The Greek polis (or ‘city-state’) is integral to our modern understanding of ancient Greek history because by the fifth century B.C. it was a major characteristic of and platform for the Greek human experience and communal belonging. How, then, may an individual polis community express its own unique identity as it exercises continuous dialogue with its surrounding environment, particularly other poleis (‘city-states’)? This research question investigates Plataea’s own Boeotian sense of communal identity in the face of fluctuating political climates and military conflicts during the middle-fifth century B.C. The Plataeans enter the historical record as a Boeotian community on the border of Boeotian territory who famously (or infamously) allied themselves with Athens as a means to protect themselves from Theban influence. After the repulsion of the Persian invasion in 479 B.C., Plataea is immortalised as the land “where the Greeks won their freedom”. By 427 B.C., half a century later, Plataea is tragically destroyed by Sparta – a rather grim casualty early in the Atheno-Peloponnesian War.
The aim of this research project is to establish a sense of Plataea’s communal expression within the fifth century B.C. prior to the destruction.
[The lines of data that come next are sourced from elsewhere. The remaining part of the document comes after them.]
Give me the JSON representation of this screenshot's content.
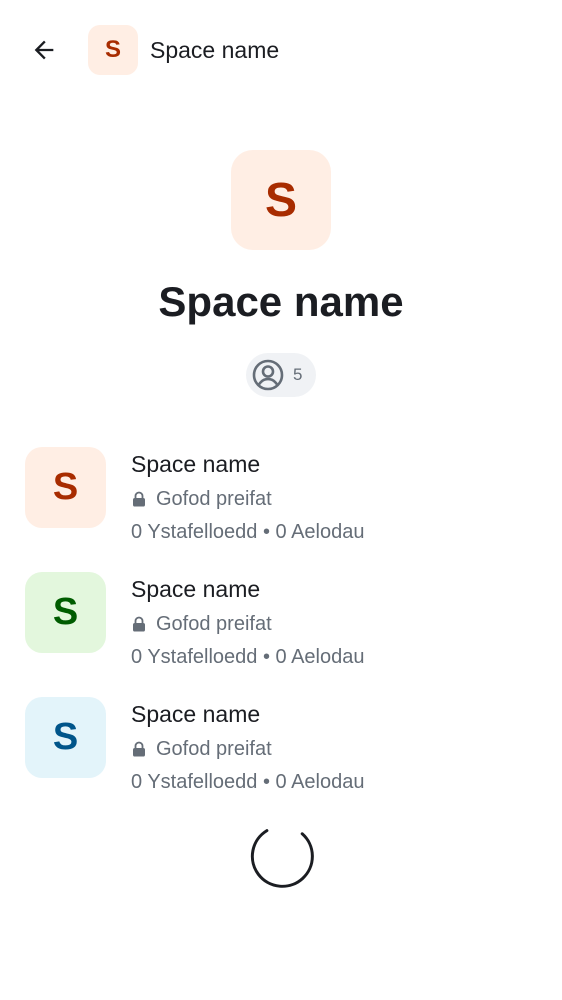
{
  "header": {
    "title": "Space name",
    "avatar_letter": "S",
    "avatar_bg": "#ffeee4",
    "avatar_fg": "#a82c00",
    "back_icon": "arrow-left-icon"
  },
  "hero": {
    "avatar_letter": "S",
    "avatar_bg": "#ffeee4",
    "avatar_fg": "#a82c00",
    "title": "Space name",
    "member_count": "5",
    "member_icon": "user-circle-icon"
  },
  "spaces": [
    {
      "letter": "S",
      "bg": "#ffeee4",
      "fg": "#a82c00",
      "name": "Space name",
      "privacy": "Gofod preifat",
      "stats": "0 Ystafelloedd • 0 Aelodau"
    },
    {
      "letter": "S",
      "bg": "#e3f7dd",
      "fg": "#005c00",
      "name": "Space name",
      "privacy": "Gofod preifat",
      "stats": "0 Ystafelloedd • 0 Aelodau"
    },
    {
      "letter": "S",
      "bg": "#e3f4fa",
      "fg": "#00558a",
      "name": "Space name",
      "privacy": "Gofod preifat",
      "stats": "0 Ystafelloedd • 0 Aelodau"
    }
  ],
  "colors": {
    "text_primary": "#1b1d22",
    "text_secondary": "#656d77",
    "pill_bg": "#f0f2f5"
  },
  "loading": {
    "icon": "loading-spinner-icon"
  }
}
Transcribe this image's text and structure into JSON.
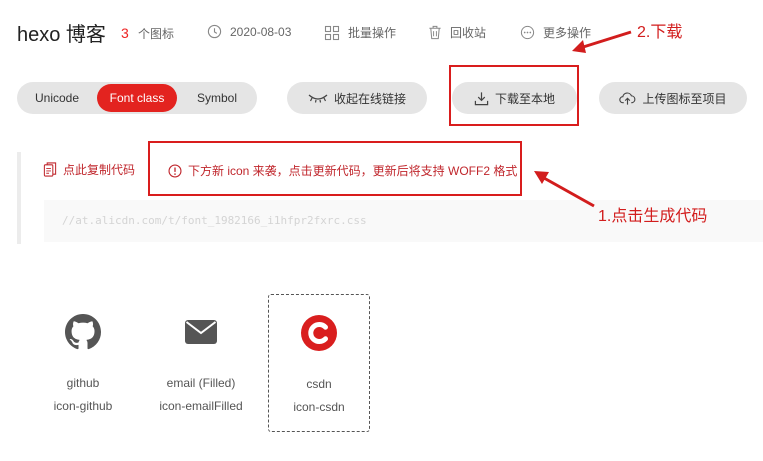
{
  "header": {
    "title": "hexo 博客",
    "icon_count": "3",
    "icon_count_label": "个图标",
    "date": "2020-08-03",
    "batch_label": "批量操作",
    "recycle_label": "回收站",
    "more_label": "更多操作"
  },
  "tabs": [
    {
      "label": "Unicode",
      "active": false
    },
    {
      "label": "Font class",
      "active": true
    },
    {
      "label": "Symbol",
      "active": false
    }
  ],
  "actions": {
    "collapse_link": "收起在线链接",
    "download": "下载至本地",
    "upload": "上传图标至项目"
  },
  "code_panel": {
    "copy_label": "点此复制代码",
    "notice": "下方新 icon 来袭，点击更新代码，更新后将支持 WOFF2 格式",
    "url": "//at.alicdn.com/t/font_1982166_i1hfpr2fxrc.css"
  },
  "annotations": {
    "step2": "2.下载",
    "step1": "1.点击生成代码"
  },
  "icons": [
    {
      "name": "github",
      "class": "icon-github",
      "icon": "github-icon"
    },
    {
      "name": "email (Filled)",
      "class": "icon-emailFilled",
      "icon": "email-icon"
    },
    {
      "name": "csdn",
      "class": "icon-csdn",
      "icon": "csdn-icon"
    }
  ],
  "colors": {
    "accent": "#e3231f",
    "annotation": "#d21d1d",
    "link": "#c0262c"
  }
}
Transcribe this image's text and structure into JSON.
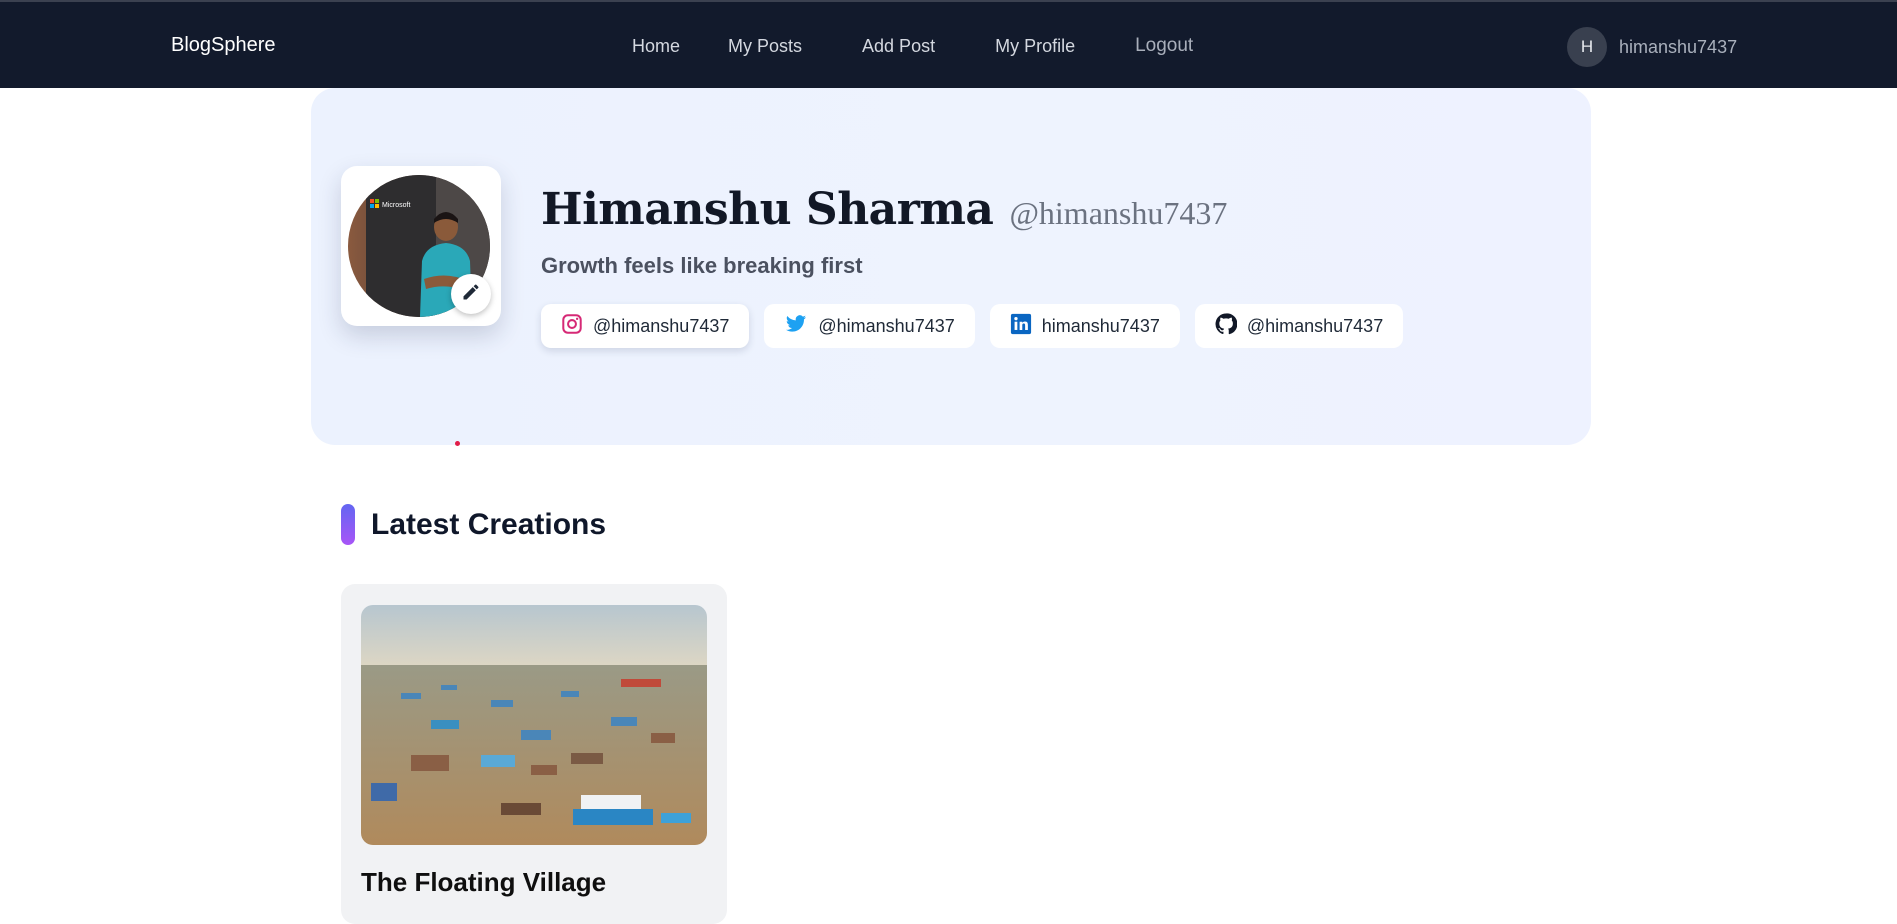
{
  "navbar": {
    "brand": "BlogSphere",
    "links": [
      {
        "label": "Home"
      },
      {
        "label": "My Posts"
      },
      {
        "label": "Add Post"
      },
      {
        "label": "My Profile"
      },
      {
        "label": "Logout"
      }
    ],
    "user": {
      "initial": "H",
      "username": "himanshu7437"
    }
  },
  "profile": {
    "full_name": "Himanshu Sharma",
    "handle": "@himanshu7437",
    "bio": "Growth feels like breaking first",
    "avatar_logo_text": "Microsoft",
    "socials": [
      {
        "platform": "instagram",
        "icon": "instagram-icon",
        "label": "@himanshu7437",
        "color": "#e1306c"
      },
      {
        "platform": "twitter",
        "icon": "twitter-icon",
        "label": "@himanshu7437",
        "color": "#1da1f2"
      },
      {
        "platform": "linkedin",
        "icon": "linkedin-icon",
        "label": "himanshu7437",
        "color": "#0a66c2"
      },
      {
        "platform": "github",
        "icon": "github-icon",
        "label": "@himanshu7437",
        "color": "#111827"
      }
    ]
  },
  "latest": {
    "title": "Latest Creations",
    "posts": [
      {
        "title": "The Floating Village"
      }
    ]
  },
  "colors": {
    "navbar_bg": "#121a2c",
    "profile_bg": "#eef2fe",
    "accent_gradient_start": "#6366f1",
    "accent_gradient_end": "#a855f7"
  }
}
With a Boeotian identity established through inscriptional evidence and poetic performances of the late-sixth and early fifth-centuries, Plataea’s own communal identity is explored in the same way through evidence such as the Delphic Tripod dedication, and their representation in Thucydides’ speeches at 3.53-59.
I revisit these pieces of evidence through a sociological lens of human world-building and maintenance, as well as community identity through symbolism. From this analysis, a new consideration may be achieved regarding the complexities and significance of Greek polis culture both as a product of, and a habitant within, the intricacies of polis politics.